Some hypoglycemic agents have been shown to reduce inflammation, a quality that can significantly speed up the healing process of diabetic ulcers and improved therapeutic outcomes. Some examples of antidiabetic agents identified in the literature to have demonstrated moderate to high-level anti-inflammatory activity include sulfonylureas, thiazolidinediones, dipeptidyl peptidase-4 inhibitors, and metformin, which is a biguanide ^[39][40][34,113]. In a study conducted by Cam and coworkers ^[40][113], a combination of oral hypoglycemic drugs, namely, pioglitazone, metformin, and glibenclamide, were embedded within a chitosan/gelatin/polycaprolactone and polyvinyl pyrrolidone composite nanofibrous scaffolds and assessed for their diabetic wound healing effect. This combined therapeutic system quickened diabetic wound healing in rats, improved dermis and epidermis regeneration, and had less inflammatory cell infiltration and oedema. This same group of researchers also reported improvement in in vivo re-epithelialization and formation of granulation tissue in a diabetic wound site by applying a metformin and glibenclamide-loaded gelatin/bacterial cellulose nanofibrous template ^[39][34].

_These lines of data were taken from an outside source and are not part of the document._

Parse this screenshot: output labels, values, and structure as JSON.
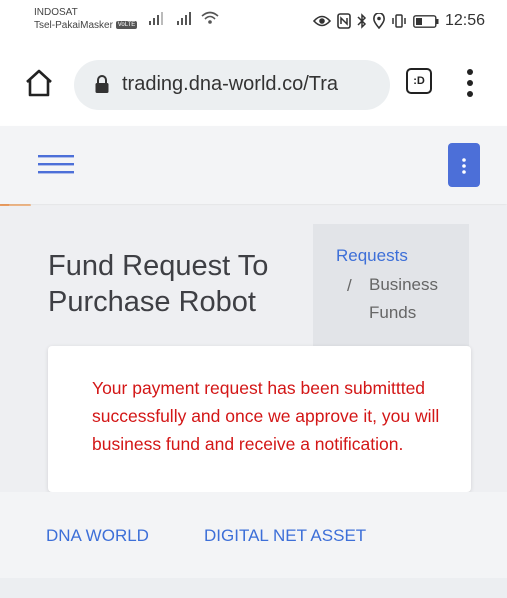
{
  "status_bar": {
    "carrier_name": "INDOSAT",
    "carrier_sub": "Tsel-PakaiMasker",
    "volte_badge": "VoLTE",
    "time": "12:56"
  },
  "browser": {
    "url": "trading.dna-world.co/Tra",
    "tab_label": ":D"
  },
  "page": {
    "title": "Fund Request To Purchase Robot",
    "breadcrumb": {
      "link": "Requests",
      "separator": "/",
      "current": "Business Funds"
    },
    "alert_message": "Your payment request has been submittted successfully and once we approve it, you will business fund and receive a notification."
  },
  "footer": {
    "links": [
      "DNA WORLD",
      "DIGITAL NET ASSET"
    ]
  },
  "colors": {
    "accent": "#4c6fd8",
    "link": "#3d6fd8",
    "alert_text": "#d31616",
    "brand_orange": "#f0a060"
  },
  "icons": {
    "status": [
      "signal-icon",
      "wifi-icon",
      "eye-icon",
      "nfc-icon",
      "bluetooth-icon",
      "location-icon",
      "vibrate-icon",
      "battery-icon"
    ],
    "browser": [
      "home-icon",
      "lock-icon",
      "tab-switcher-icon",
      "more-vert-icon"
    ],
    "site": [
      "hamburger-icon",
      "kebab-icon"
    ]
  }
}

A collagen/PLGA nanofibrous scaffold membrane was fabricated for sustained release of metformin for wounds associated with diabetes in rat models and the membranes were found to elevate collagen content and effectively promoted wound closure ^[41][114]. Another study developed a poly (lactic-co-glycolic acid)/gelatin (PLGA/Gel) nanofibrous scaffold mat for the extended release of liraglutide, an antidiabetic agent known to promote angiogenic activities of endothelial cells. Results of the investigation showed a remarkable decrease in the duration of wound closure, increased blood vessel density, and collagen deposition, all facilitating wound repair ^[42][36]. Besides, a nano-configured lipid carrying pioglitazone (an antidiabetic agent) was embedded into a collagen/chitosan composite scaffold template and examined for diabetic wound healing purposes. The scaffolds were non-toxic and in vitro testing in a streptozotocin-induced diabetic wound model enhanced cell growth, an indication of healing, compared to the control ^[43][44].